Stress Versus Depression
Understanding the difference between stress and depression allows people to recognize whether they are merely experiencing some added life-pressure or something more serious.
To say that life is sometimes unforgiving and challenging is an understatement. Humans start experiencing stress very early on, whether at home, at school, or in even more relaxed social settings like the playground.
A certain amount of stress is considered healthy. It can keep people alert to signs of danger, motivate a person to get prepared, and the added rush of adrenaline often helps complete a big task.
However, too much stress is unhealthy, and because many of the symptoms overlap, it can be hard to know where stress ends and depression begins.
Acute stress often arises from life changes, including:
- Passing of a loved one
- Sudden unemployment
- Changing schools
The marker of chronic stress is that it occurs over an extended period. Chronic stress is more sustained and comes with issues like:
- serious illness
- lingering physical pain from injury or disease
- ongoing physical, emotional, or verbal abuse
In both cases of acute or chronic stress, the body goes into what’s called “fight or flight.” It elevates cortisol hormone levels and decreases serotonin production, a neurotransmitter associated with mood, emotion, and sleep regulation.
As the stress has passed, the “fight or flight” the body’s hormone levels return to normal.

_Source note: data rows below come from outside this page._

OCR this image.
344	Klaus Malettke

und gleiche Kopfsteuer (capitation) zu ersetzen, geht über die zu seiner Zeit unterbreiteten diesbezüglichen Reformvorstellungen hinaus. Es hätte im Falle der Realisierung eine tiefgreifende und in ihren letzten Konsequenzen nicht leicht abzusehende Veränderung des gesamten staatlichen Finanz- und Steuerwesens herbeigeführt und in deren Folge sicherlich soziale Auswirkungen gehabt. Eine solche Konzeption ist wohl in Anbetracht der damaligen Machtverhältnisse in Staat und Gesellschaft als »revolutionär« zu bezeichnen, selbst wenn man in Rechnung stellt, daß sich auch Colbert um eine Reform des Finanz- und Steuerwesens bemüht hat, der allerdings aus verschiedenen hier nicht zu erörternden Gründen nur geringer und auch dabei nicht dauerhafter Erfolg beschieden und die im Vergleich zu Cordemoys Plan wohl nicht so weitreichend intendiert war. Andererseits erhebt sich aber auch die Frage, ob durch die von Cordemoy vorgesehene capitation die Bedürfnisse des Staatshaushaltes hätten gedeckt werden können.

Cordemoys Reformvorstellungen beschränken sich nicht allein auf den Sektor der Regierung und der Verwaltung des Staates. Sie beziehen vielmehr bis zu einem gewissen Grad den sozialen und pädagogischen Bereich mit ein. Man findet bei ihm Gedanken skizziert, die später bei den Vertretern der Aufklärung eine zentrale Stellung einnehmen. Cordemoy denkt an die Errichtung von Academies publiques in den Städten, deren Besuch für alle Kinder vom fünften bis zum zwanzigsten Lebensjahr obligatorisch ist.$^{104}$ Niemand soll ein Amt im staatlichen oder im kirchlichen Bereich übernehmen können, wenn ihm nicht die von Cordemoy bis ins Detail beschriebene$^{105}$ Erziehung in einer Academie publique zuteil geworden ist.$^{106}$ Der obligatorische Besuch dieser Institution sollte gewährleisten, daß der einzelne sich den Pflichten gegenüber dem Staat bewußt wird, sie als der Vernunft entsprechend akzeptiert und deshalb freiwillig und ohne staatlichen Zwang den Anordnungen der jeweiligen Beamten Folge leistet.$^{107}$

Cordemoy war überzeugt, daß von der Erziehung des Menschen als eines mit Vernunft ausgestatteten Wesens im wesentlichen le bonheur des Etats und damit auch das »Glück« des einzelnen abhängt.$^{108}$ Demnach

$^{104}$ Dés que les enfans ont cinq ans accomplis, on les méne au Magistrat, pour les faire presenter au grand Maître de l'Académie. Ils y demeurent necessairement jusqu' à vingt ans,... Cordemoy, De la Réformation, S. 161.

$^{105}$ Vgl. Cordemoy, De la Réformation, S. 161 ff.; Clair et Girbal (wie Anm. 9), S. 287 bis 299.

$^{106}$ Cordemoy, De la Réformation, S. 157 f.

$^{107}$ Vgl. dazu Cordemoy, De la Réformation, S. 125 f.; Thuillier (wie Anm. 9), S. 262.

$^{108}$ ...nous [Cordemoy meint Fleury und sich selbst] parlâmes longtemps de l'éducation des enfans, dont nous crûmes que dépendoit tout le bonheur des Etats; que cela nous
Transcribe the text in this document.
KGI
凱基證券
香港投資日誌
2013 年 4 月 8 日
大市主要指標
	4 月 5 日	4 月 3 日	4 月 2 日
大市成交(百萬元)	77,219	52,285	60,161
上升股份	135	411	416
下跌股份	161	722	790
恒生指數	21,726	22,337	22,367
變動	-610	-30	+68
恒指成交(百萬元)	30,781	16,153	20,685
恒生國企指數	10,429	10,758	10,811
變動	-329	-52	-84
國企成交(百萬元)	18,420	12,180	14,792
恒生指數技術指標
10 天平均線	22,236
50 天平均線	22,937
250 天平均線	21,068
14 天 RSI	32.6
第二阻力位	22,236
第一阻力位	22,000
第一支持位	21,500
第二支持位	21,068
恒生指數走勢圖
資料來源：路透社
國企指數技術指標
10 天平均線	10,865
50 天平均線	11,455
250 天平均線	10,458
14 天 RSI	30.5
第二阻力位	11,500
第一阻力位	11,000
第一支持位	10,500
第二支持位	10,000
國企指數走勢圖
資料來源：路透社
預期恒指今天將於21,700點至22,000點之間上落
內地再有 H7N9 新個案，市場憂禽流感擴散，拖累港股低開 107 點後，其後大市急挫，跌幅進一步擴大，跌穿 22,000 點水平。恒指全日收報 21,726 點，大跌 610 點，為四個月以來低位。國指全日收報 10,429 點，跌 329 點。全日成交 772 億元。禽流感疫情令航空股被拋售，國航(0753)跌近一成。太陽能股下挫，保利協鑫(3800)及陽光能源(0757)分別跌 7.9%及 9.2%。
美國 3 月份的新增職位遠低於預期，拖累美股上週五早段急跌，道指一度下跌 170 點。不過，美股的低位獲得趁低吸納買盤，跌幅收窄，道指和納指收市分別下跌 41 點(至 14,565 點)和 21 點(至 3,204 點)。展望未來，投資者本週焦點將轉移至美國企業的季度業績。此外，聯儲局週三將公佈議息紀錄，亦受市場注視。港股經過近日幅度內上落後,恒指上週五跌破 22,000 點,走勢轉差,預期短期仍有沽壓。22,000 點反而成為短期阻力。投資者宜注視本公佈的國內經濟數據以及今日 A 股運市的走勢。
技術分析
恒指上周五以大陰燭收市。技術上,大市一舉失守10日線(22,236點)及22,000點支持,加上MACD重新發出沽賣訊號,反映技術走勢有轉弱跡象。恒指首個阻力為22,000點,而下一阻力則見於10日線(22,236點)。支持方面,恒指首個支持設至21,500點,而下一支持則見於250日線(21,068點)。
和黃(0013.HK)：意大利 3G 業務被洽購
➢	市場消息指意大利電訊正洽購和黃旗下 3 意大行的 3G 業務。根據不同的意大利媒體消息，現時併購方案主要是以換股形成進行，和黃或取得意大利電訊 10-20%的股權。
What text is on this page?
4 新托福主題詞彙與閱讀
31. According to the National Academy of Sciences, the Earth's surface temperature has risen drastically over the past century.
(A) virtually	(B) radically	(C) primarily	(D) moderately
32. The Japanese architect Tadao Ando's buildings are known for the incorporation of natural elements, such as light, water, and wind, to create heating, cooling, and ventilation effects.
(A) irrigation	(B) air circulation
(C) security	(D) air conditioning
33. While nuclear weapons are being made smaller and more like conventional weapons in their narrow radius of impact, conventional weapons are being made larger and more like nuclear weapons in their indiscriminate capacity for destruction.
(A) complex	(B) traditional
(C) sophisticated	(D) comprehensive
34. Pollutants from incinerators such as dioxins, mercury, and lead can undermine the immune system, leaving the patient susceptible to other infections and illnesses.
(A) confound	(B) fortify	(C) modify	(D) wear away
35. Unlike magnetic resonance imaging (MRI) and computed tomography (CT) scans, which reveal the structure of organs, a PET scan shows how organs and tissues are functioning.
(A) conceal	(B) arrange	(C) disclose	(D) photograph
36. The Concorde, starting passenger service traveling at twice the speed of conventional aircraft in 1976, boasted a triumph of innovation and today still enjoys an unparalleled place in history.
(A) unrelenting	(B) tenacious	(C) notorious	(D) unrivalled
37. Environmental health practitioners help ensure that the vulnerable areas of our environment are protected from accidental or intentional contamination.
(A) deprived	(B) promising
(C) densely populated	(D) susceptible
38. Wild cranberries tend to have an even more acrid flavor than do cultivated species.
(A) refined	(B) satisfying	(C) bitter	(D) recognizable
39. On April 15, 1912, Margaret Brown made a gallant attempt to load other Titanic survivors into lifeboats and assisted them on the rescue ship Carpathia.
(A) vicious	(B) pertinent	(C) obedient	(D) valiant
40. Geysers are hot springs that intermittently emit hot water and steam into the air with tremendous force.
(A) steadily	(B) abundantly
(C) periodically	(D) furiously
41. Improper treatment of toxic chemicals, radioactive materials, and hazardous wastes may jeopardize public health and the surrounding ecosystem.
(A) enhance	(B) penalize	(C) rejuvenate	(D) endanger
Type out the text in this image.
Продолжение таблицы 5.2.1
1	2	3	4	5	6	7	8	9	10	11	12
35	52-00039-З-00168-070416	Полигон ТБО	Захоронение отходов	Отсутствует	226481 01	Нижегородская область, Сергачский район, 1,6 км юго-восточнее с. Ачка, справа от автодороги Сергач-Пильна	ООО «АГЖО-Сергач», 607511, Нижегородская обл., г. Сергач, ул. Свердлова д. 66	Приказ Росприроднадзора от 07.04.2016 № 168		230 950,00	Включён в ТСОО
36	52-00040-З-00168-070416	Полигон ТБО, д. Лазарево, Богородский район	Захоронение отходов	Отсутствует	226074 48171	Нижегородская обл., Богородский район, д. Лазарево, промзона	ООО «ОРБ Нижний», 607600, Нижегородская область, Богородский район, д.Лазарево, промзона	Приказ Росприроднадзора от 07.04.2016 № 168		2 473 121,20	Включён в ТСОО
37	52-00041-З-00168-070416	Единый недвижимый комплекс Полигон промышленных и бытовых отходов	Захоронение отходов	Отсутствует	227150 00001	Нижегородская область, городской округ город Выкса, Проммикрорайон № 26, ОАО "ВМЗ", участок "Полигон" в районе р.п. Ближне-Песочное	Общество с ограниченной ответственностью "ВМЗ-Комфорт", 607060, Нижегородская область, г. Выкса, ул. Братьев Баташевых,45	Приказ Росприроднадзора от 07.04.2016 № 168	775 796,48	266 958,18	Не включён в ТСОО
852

However, sustained physical response to chronic stress and acute stress for some people can lead to full-blown depression.
Depression, according to the National Institute of Mental Health (NIH), is a mood disorder that affects the way we think, feel, handle day-to-day responsibilities, and even the ability to sleep and eat.
- Depression is one of the most common and prevalent mental disorders in the country, affecting an estimated 17 million adults.
One of the hallmarks of depression is that symptoms last for at least two weeks or longer. Still, because many of the symptoms can mirror or resemble the signs of stress, people might not think they’re suffering from a depressive episode.
Though the differences between stress vs. depression can be hard to spot right away, there are some slight variances, particularly related to how long the symptoms continue to affect a person’s quality of life.
- Feeling overwhelmed and a sense of dread that leads to worry, anxiety, and nervousness
- Difficulty sleeping
- Problems with concentration and or memory
- A change in eating habits, either eating more or having a decreased appetite
- Mood swings between frustration, anger, irritability, or feeling overly emotional
- Tension headaches, jaw clenching or teeth grinding, tight neck and shoulder muscles
- Feeling exhausted physically
- Lacking motivation or enthusiasm, especially for friends, family, or activities typically enjoyable
- Isolation and withdrawal from others
- Difficulty making decisions, concentrating
- Trouble remembering things
- Problems regulating mood, feeling irritable and restless
- Changes in sleeping patterns – either more or less than usual
- Significant increase or decrease in appetite and eating
- Overwhelming feelings of sadness and hopelessness that life will get any better
- A continued pattern of ruminating on negative beliefs and emotions, including suicidal thoughts or tendencies
Anyone experiencing symptoms of depression that have lasted for two weeks or more should speak with their physician and see a therapist.
Depression and stress are treatable conditions. Both respond to medications and other therapeutic approaches.
There are also many lifestyle approaches to improving and managing the symptoms of depression and stress. Though they might seem simple, they can be extremely effective.
Ways to treat stress and depression include:
- Regular exercise for at least 30 minutes to an hour a day
- Avoid self-medicating symptoms with alcohol or drugs
- Maintain a healthy diet rich in fiber and lean proteins
- Get plenty of sunshine, if possible
- Learn to meditate, even if it’s only for five to ten minutes a day
- Avoid isolating from people and activities that are healthy, and you enjoy
- Communicate with trusted friends or loved ones about what’s going on
- Allow yourself some grace and kindness in your thoughts
Learning about the difference between stress and depression can help people track their symptoms and be better prepared when speaking with a doctor.
For some people, there is a thin line between the effects of stress and battling depression. If there’s any question at all, seek professional help.
Even if it’s not depression, counseling is an effective way to develop tools and resilience for dealing with life’s emotional twists and turns.